Which story is the one that people will remember? Is it Michael Phelps’ 8 gold medals? Or the triumph of the Chinese gymnasts? How about that Kitajima guy from Japan or the super fastman Bolt with a name that matches his speed? Did you watch the huge upset pulled by the Japanese women’s softball team over the US team? Or the Cuban who kicked the ref and the Swedish who threw away his bronze medal, both disgusted with questionable officiating?
Outside the events, many would point to the CG effects on opening night, not to mention the faked vocals by the nine-year old as signs that so much of the games are staged. Or the silenced protests that couldn’t materialize under the tight grip of the Communist Government. Beijing is probably not happy with their northern neighbor’s invasion of Georgia in the midst of the games that were supposed to symbolize world peace.
There were joyful hugs and tearful sobs, victory laps and loss-induced collapses.
There were the shocked faces of the Japanese Dream Baseball team that suffered embarrassing losses to its Korean counterpart, and to add insult to injury, to a minor league team from the US and then who could forget the Redeem Team that showed the world that good sportsmanship would be remembered long after its gold medal.

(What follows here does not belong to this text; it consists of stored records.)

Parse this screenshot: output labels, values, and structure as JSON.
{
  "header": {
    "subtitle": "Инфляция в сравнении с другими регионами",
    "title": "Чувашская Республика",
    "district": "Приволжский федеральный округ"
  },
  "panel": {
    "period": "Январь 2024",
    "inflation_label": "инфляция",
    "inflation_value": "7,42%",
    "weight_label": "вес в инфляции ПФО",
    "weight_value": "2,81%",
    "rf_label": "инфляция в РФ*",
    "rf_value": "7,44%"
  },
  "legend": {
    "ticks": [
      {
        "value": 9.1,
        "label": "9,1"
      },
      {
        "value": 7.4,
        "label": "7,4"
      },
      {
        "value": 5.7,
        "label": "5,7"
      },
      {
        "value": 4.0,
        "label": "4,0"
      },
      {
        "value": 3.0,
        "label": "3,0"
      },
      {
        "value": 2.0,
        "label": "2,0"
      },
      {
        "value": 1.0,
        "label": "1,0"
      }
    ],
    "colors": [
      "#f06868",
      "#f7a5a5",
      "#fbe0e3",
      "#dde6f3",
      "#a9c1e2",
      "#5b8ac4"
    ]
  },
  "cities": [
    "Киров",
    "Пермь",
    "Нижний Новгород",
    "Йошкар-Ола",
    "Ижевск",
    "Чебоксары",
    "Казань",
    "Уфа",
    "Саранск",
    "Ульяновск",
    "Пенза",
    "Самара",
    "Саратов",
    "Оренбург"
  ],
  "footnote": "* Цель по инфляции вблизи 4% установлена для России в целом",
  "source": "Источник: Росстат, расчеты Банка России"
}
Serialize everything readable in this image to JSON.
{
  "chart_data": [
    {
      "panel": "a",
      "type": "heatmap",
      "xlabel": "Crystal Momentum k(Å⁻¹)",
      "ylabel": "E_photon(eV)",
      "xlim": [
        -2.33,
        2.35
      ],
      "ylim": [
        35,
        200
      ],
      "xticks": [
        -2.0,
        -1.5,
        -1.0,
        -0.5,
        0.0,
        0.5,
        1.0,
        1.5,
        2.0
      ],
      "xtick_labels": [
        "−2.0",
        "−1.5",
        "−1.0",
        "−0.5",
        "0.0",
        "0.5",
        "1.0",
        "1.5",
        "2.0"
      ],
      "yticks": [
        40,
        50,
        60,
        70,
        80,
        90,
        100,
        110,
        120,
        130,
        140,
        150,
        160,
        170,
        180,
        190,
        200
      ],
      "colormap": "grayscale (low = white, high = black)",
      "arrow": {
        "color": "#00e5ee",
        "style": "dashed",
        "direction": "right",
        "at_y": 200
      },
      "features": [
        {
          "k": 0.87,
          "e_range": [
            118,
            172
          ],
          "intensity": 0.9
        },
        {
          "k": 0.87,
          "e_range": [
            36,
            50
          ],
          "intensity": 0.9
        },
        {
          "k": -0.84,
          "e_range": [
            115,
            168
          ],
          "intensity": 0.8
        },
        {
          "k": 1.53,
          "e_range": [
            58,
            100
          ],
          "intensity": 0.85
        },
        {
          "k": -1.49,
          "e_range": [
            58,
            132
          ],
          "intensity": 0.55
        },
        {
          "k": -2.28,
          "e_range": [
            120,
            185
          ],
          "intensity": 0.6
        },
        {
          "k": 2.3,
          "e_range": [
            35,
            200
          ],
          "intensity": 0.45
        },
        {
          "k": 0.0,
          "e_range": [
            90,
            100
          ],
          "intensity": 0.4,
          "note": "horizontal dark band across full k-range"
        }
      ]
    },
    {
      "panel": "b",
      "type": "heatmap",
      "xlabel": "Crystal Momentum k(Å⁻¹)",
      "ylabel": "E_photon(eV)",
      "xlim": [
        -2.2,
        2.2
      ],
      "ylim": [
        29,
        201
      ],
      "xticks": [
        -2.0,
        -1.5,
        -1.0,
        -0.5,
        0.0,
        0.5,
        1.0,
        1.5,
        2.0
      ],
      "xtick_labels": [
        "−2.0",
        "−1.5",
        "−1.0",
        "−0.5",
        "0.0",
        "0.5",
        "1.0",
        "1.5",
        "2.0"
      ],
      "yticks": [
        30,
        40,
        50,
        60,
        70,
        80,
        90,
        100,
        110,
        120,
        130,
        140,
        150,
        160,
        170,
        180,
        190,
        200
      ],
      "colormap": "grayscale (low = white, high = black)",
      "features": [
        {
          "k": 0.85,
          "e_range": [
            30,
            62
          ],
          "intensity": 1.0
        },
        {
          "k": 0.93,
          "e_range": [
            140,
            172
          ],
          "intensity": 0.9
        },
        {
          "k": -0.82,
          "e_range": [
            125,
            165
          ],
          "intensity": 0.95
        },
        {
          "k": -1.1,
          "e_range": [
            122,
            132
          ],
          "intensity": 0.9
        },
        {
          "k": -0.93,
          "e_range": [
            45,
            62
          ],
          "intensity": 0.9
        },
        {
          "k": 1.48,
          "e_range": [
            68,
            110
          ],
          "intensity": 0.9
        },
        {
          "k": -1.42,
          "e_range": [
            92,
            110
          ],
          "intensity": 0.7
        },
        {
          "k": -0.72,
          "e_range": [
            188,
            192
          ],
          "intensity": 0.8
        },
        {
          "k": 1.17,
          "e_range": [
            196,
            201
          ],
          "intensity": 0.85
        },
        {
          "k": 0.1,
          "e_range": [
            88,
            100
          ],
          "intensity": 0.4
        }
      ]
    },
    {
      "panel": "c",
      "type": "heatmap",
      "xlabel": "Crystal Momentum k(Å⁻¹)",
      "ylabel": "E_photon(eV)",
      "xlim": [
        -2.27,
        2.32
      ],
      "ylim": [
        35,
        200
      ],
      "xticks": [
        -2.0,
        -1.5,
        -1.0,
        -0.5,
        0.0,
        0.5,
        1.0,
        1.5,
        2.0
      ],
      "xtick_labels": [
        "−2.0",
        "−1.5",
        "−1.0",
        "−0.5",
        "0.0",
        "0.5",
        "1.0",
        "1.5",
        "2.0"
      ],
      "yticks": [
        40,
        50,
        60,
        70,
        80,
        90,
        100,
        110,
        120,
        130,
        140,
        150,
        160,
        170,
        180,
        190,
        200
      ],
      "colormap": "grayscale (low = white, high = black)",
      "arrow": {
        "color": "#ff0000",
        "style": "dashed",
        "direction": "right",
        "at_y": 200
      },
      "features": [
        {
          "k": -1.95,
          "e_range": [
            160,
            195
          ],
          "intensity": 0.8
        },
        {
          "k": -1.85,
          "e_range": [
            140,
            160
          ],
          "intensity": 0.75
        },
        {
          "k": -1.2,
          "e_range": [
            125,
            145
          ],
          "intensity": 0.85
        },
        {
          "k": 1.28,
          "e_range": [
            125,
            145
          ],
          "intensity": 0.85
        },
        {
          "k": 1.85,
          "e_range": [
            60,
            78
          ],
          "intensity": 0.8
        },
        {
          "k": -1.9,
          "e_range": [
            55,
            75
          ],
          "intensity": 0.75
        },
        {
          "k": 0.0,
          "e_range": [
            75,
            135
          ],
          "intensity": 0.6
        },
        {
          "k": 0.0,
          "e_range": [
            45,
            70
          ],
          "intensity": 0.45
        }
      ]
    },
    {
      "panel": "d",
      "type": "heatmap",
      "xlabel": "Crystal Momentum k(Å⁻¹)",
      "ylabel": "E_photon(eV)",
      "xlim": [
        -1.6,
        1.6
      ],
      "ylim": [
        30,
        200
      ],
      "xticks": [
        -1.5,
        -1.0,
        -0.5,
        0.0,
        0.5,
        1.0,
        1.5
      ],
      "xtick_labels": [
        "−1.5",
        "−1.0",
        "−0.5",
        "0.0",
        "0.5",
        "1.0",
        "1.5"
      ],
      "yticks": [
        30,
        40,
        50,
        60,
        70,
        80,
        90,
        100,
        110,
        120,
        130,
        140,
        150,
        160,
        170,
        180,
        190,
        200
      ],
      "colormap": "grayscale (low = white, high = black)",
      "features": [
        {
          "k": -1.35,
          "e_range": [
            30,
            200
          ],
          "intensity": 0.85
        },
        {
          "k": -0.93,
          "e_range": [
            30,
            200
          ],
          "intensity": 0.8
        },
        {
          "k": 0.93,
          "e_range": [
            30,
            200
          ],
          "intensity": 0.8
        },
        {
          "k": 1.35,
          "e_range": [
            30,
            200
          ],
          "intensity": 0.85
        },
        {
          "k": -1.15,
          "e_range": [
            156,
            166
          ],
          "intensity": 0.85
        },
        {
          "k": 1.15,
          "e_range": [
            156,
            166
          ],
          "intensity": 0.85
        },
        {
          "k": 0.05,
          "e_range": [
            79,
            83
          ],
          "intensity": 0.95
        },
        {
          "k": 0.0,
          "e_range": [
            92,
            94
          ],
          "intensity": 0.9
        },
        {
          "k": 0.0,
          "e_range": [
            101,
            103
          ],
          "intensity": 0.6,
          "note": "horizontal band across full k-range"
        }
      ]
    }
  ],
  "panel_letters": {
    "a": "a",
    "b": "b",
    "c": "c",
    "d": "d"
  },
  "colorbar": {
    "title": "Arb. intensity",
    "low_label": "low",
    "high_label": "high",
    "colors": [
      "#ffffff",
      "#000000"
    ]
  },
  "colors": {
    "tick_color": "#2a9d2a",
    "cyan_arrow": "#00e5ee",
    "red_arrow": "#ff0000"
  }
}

A picture is truly worth a thousand words. Take a look at these (ESPN).
I was in Japan during the final week of the Olympics where the broadcasts were full of Japanese athletes and sportscasters shamelessly exhorting their national heroes. When the Japanese marathoner was behind the leader by over three minutes, the cheerleading play-by-play announcer, trying to find good news, noted that his pace was picking up.
“Don’t you think he has a chance of getting a medal now?” he would ask the commentator.
Even though the audience couldn’t see his face, we were treated to a long pause that meant “are you kidding me?” but came out in the more formal, “that would be unlikely.”
I was in Japan for several corporate training events in executive communication. The barrier to communicate is high in Japan where embarrassment is a more powerful motivator to be silent than praise can be to be creative.
I had to resort to another favorite golf story of mine to lower the barrier.
In Japan, a junior golfer who grabs his first golf club is encouraged to learn basics—form, swing mechanics, stance, etc. A PGA teaching pro friend of mine told me that he would simply tell the kid to grab the club and rip it, encouraging the child to hit the ball as far as he can.
“You can’t teach distance, so you want them to learn to hit far to begin with. We can teach the other stuff later. That’s easy to fix.”
I told my audience that the power to communicate is the same. When we are children, we are so innocent and open, but then we are told that it’s bad to say this or that, and when we enter adulthood, even more restrictions are imposed. My primary goals was to help them remove the barriers to communication—telling them to use all their emotions and body movements and voices to communicate. That’s the communication equivalent of taking a rip.
One of the tools that I had used was to have participants engage not only in role playing, but in playing out scripted scenes that we would videotape. The participants had a blast.
Talent development requires us to remove many of the inhibitions that society imposed on us. Later in life, they are self-imposed. If Olympic athletes imposed such restrictions on themselves, we would never see another Phelps or Bolt or Kitajima. The Japanese Softball team may have given up after so many losses to the US team. And the newest moves in gymnastics and platform diving may never happen.
The Beijing Olympics taught us many lessons. Whether they are positive lessons or negative ones, the 2008 Olympic Games will be a source of thousands of great stories for years to come.